Indeed, I’d say daily work is becoming central to a growing number of Christians who are committed to living out the Lord’s prayer “May your kingdom come, may your will be done, on earth as it is in heaven” yet are uncomfortable with the categories placed on them by a shifting culture.

(2) The retreat from culture sounds appealing…but it isn’t a real option.

In the past several years, some have suggested that attempts to renew culture should be abandoned completely and we should prepare for a new dark ages, in which Christian communities can only preserve the knowledge of the truth – like medieval monastic communities – as culture caravans into an abyss.

Yet my conviction is that a retreat from culture undersells how deeply connected we are in the modern economy. For every meal we eat, for every message we send, for every mile we drive, we need each other.

We can’t fully retreat from culture. Culture is the air we breathe.

The world we live in influences our emotions, our thoughts, and our dreams. And by not talking about these realities in our faith communities (or by simply turning up the worship music and smoke machines) what generally happens is that we unthinkingly adopt the norms of the world around us.

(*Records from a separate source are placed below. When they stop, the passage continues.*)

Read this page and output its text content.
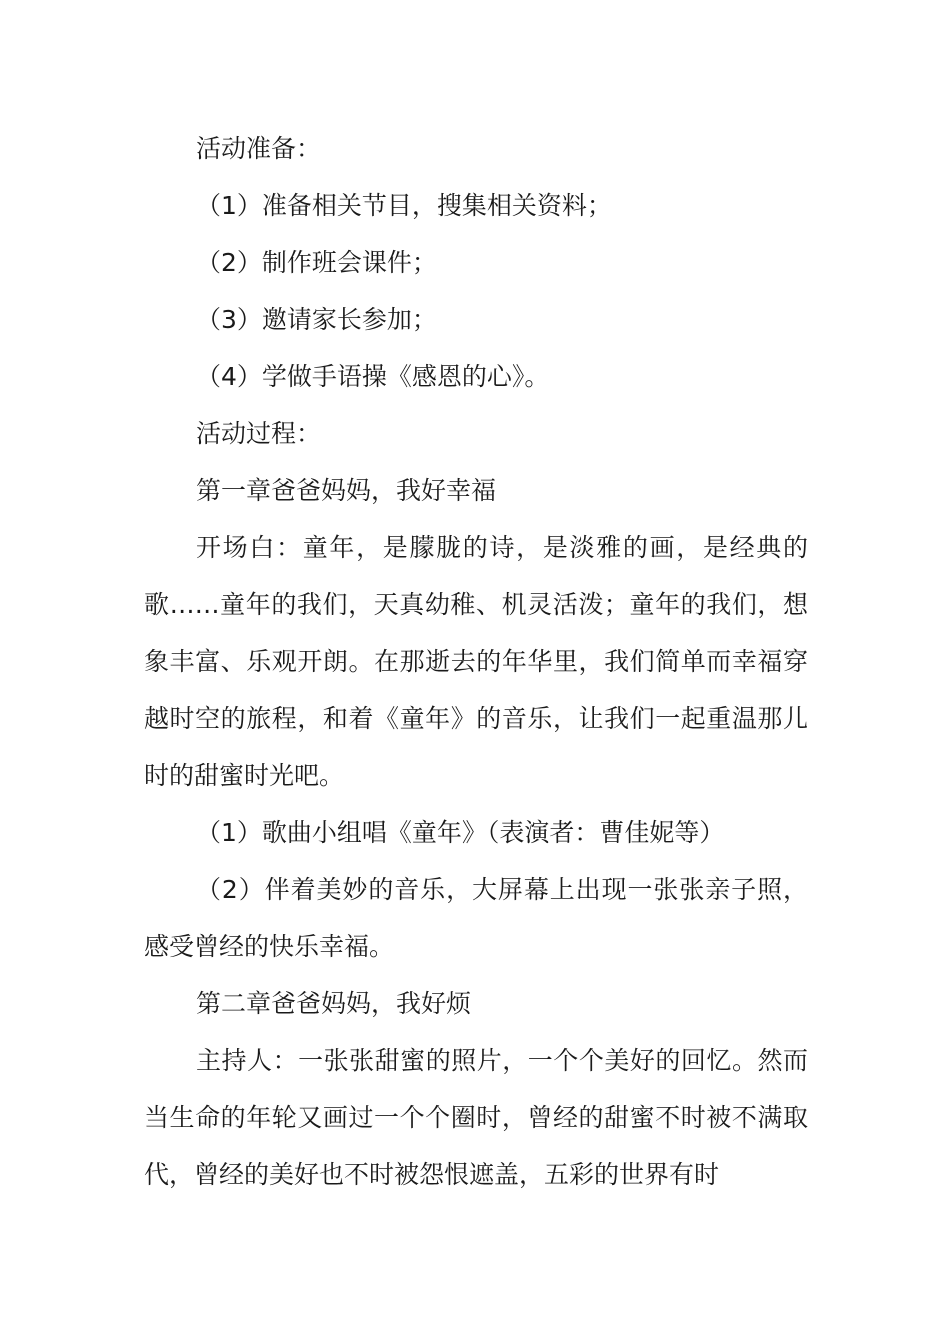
活动准备：

（1）准备相关节目，搜集相关资料；

（2）制作班会课件；

（3）邀请家长参加；

（4）学做手语操《感恩的心》。

活动过程：

第一章爸爸妈妈，我好幸福

开场白：童年，是朦胧的诗，是淡雅的画，是经典的歌……童年的我们，天真幼稚、机灵活泼；童年的我们，想象丰富、乐观开朗。在那逝去的年华里，我们简单而幸福穿越时空的旅程，和着《童年》的音乐，让我们一起重温那儿时的甜蜜时光吧。

（1）歌曲小组唱《童年》（表演者：曹佳妮等）

（2）伴着美妙的音乐，大屏幕上出现一张张亲子照，感受曾经的快乐幸福。

第二章爸爸妈妈，我好烦

主持人：一张张甜蜜的照片，一个个美好的回忆。然而当生命的年轮又画过一个个圈时，曾经的甜蜜不时被不满取代，曾经的美好也不时被怨恨遮盖，五彩的世界有时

Which leads me to my last point….

(3) The accommodation to a secular culture poses a real problem for Christians.

Why is it that social media and news is filled with such vitriol, including many who profess Christian belief? Ed Stetzer, a missiologist at Wheaton College, has helped to sort this one out for me in a single image.

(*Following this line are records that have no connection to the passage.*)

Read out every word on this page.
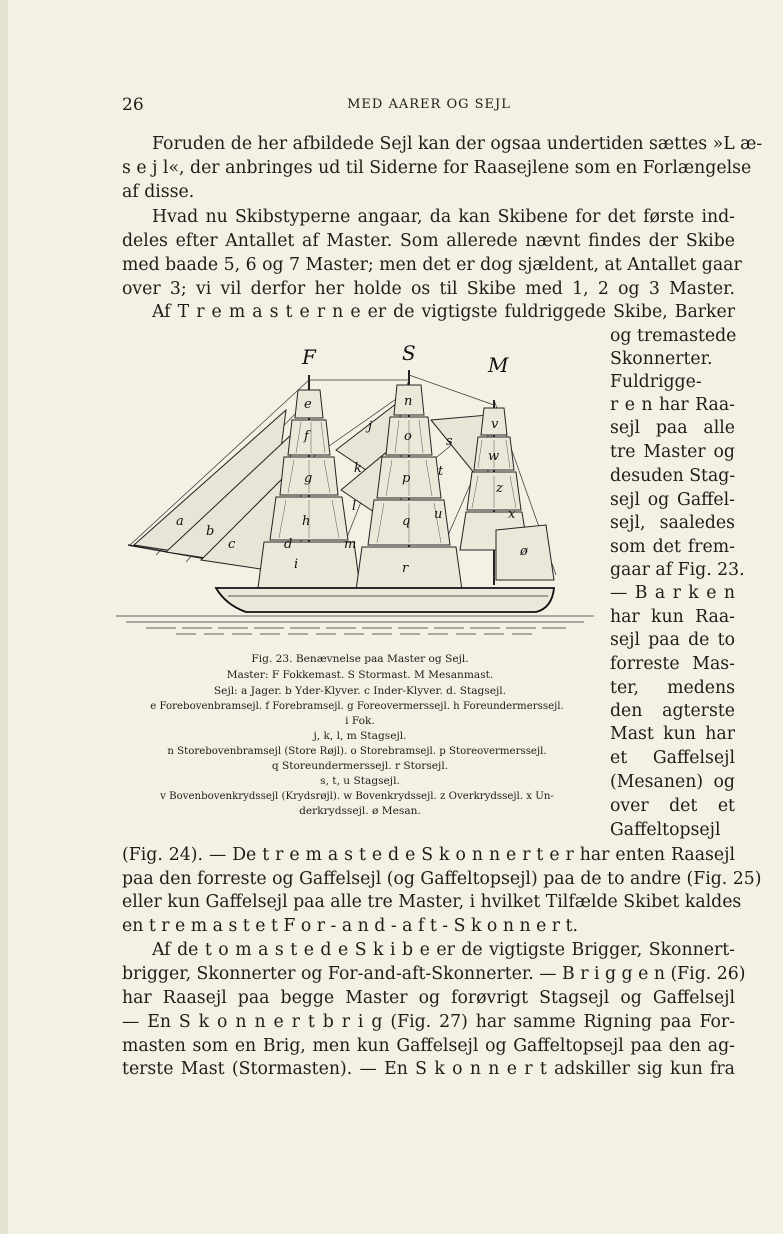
26	MED AARER OG SEJL
Foruden de her afbildede Sejl kan der ogsaa undertiden sættes »L æ-
s e j l«, der anbringes ud til Siderne for Raasejlene som en Forlængelse
af disse.
Hvad nu Skibstyperne angaar, da kan Skibene for det første ind-
deles efter Antallet af Master. Som allerede nævnt findes der Skibe
med baade 5, 6 og 7 Master; men det er dog sjældent, at Antallet gaar
over 3; vi vil derfor her holde os til Skibe med 1, 2 og 3 Master.
Af T r e m a s t e r n e er de vigtigste fuldriggede Skibe, Barker
og tremastede
Skonnerter.
Fuldrigge-
r e n har Raa-
sejl paa alle
tre Master og
desuden Stag-
sejl og Gaffel-
sejl, saaledes
som det frem-
gaar af Fig. 23.
— B a r k e n
har kun Raa-
sejl paa de to
forreste Mas-
ter, medens
den agterste
Mast kun har
et Gaffelsejl
(Mesanen) og
over det et
Gaffeltopsejl
F	S	M
a
b
c	d
e
f
g
h
i
j
k
l
m
n
o
p
q
r
s
t
u
v
w
x
z
ø
Fig. 23. Benævnelse paa Master og Sejl.
Master: F Fokkemast. S Stormast. M Mesanmast.
Sejl: a Jager. b Yder-Klyver. c Inder-Klyver. d. Stagsejl.
e Forebovenbramsejl. f Forebramsejl. g Foreovermerssejl. h Foreundermerssejl.
i Fok.
j, k, l, m Stagsejl.
n Storebovenbramsejl (Store Røjl). o Storebramsejl. p Storeovermerssejl.
q Storeundermerssejl. r Storsejl.
s, t, u Stagsejl.
v Bovenbovenkrydssejl (Krydsrøjl). w Bovenkrydssejl. z Overkrydssejl. x Un-
derkrydssejl. ø Mesan.
(Fig. 24). — De t r e m a s t e d e S k o n n e r t e r har enten Raasejl
paa den forreste og Gaffelsejl (og Gaffeltopsejl) paa de to andre (Fig. 25)
eller kun Gaffelsejl paa alle tre Master, i hvilket Tilfælde Skibet kaldes
en t r e m a s t e t F o r - a n d - a f t - S k o n n e r t.
Af de t o m a s t e d e S k i b e er de vigtigste Brigger, Skonnert-
brigger, Skonnerter og For-and-aft-Skonnerter. — B r i g g e n (Fig. 26)
har Raasejl paa begge Master og forøvrigt Stagsejl og Gaffelsejl
— En S k o n n e r t b r i g (Fig. 27) har samme Rigning paa For-
masten som en Brig, men kun Gaffelsejl og Gaffeltopsejl paa den ag-
terste Mast (Stormasten). — En S k o n n e r t adskiller sig kun fra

The short of it: Fifty years ago, the broad cultural consensus on social issues had a Judeo-Christian consensus. This included “convictional Christians” (those who really believe the doctrines of historic Christianity) as well as congregational Christians (occasional church attenders) and cultural Christians (those who don’t attend church by just call themselves Christians because of family or tradition.)

Today, that consensus has drastically shifted. Today the broad cultural consensus is secular on most social issues, and those who hold traditional views feel backed into a shrinking corner. Hence, you get many self-professed Christians who seem to be among the most combative voices out there, hoping to recover a nostalgic vision of American Christian that supposedly peaked in post-WWII America.

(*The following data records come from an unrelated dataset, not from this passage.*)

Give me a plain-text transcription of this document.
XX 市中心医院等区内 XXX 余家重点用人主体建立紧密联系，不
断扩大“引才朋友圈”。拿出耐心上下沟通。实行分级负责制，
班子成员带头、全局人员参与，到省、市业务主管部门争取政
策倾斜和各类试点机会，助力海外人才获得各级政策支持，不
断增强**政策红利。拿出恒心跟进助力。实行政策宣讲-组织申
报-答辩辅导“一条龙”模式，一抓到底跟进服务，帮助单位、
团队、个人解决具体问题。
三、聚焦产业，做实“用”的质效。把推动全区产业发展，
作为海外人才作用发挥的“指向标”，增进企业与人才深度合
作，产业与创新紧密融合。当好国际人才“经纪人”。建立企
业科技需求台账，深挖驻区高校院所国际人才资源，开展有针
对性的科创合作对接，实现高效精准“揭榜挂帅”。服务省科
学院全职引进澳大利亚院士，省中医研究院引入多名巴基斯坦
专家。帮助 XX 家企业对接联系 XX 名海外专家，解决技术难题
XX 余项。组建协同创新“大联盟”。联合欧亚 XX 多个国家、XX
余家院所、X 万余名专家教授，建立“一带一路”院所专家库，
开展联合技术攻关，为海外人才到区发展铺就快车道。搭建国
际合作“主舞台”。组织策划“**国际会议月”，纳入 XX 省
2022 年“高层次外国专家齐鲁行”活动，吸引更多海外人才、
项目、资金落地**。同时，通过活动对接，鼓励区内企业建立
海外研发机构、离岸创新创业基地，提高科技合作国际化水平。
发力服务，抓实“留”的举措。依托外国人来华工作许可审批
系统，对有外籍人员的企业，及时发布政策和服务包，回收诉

Here’s what I think. There are many Christians who are searching for a way to be hopeful yet not combative; who want to be faithful to the countercultural way of Jesus yet engaged with the world around them; who are among the many “Christians who drink beer” and are tired of the culture wars, yet are simultaneously deeply concerned about the world we live in.

Yet in my view, there are very, very few models for this kind of life.  If I work for a Fortune 500 company, what practices should I embrace, and which should I abstain from? What does faith look like in the immensity of modern health care? When has my faith become individualistic and consumeristic? How should I practice my faith in my family, community, or workplace? When have I accommodated to mainstream secular culture, and what on earth does it mean to be “distinctly Christian” in a pluralistic society? How shall Christians remain “activated” as followers of Christ during the week

In our post-Christian culture, we are no longer Nehemiah, trying to rebuild the walls around a once-great Jerusalem. We are now Daniel, looking for ways to be faithful to God in Babylon.

Actually, doing this requires hard thinking, faithful imagination, and robust communities of practice – communities that we’ve only just begun to build.